Benim gibi biri... Kolay değil benim gibi biri olmak. Ben bile geldiğim bu noktaya şaşıyorum. Kaçınılmazı beklediğim şu son dört yıl boyunca sık sık olayların düğümlendiği noktaya dönmeye çalıştım. “Her şey şununla başladı”dan çok, “Her şey şu noktadan sonra geri dönülmez hal aldı”yı aradım. Neydi o nokta?
...
Savcı konuşmasını bitirip yerine geçince, savunma avukatı Malvein Andrews ayağa kalktı ve kapanış konuşmasını yapmak üzere jüriye döndü. Bir çok meslektaşı gibi önce karşısında oturan on iki kişiyi süzdü. Sessizliğin uzunluğunun yeterli kıvama geldiğini düşününce söze girdi:
“Sayın jüri üyeleri! Savcı Theripper’ın iddilarını son kez dinlediniz. Bir kez de olan bitenin çarpıtılmadan özetlenmesi en büyük hakkınız. Şimdi size bu fırsatı sağlayacağım.”

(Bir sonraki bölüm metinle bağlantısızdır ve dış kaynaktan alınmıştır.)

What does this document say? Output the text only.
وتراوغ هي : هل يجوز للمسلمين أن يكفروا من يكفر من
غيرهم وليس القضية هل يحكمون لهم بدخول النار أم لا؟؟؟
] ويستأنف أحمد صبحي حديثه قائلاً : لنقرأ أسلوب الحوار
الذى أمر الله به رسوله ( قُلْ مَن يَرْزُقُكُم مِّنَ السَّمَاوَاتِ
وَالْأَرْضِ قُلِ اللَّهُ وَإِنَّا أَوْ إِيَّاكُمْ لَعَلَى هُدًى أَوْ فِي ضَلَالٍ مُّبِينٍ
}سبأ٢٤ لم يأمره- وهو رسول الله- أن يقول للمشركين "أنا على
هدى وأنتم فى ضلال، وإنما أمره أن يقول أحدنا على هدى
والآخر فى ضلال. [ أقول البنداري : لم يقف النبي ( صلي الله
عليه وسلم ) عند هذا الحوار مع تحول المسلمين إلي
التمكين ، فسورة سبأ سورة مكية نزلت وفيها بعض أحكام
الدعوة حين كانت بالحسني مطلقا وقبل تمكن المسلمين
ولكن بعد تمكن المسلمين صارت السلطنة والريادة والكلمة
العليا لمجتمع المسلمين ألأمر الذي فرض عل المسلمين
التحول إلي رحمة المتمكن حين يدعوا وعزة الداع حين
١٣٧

Sözlerinin nasıl bir etki yarattığını görmek için jüriye tekrar baktı. Aradığı empatiyi yüzlerde göremedi. Hafif duraksayıp, devam etti:
“Müvekkilim, Charles Milles, gerek iş dünyasında, gerekse sosyal çevrelerde son derece itibar gören bir katildir... Pardon, bir kişidir.”
...
Hayır! Artık bu freud sürçmesinin geri dönmenin imkansızlaştığı nokta olduğunu düşünmüyorum. İdam kararı kesinleştikten sonra hep bu ana dönmüş, kararda sersem avukatımın sürçmesinin bağlayıcı olduğuna inanmıştım. Ama bu kadar yıldan sonra her şeyin değişebileceği anın mahkeme salonun dışında olduğunu farkettim.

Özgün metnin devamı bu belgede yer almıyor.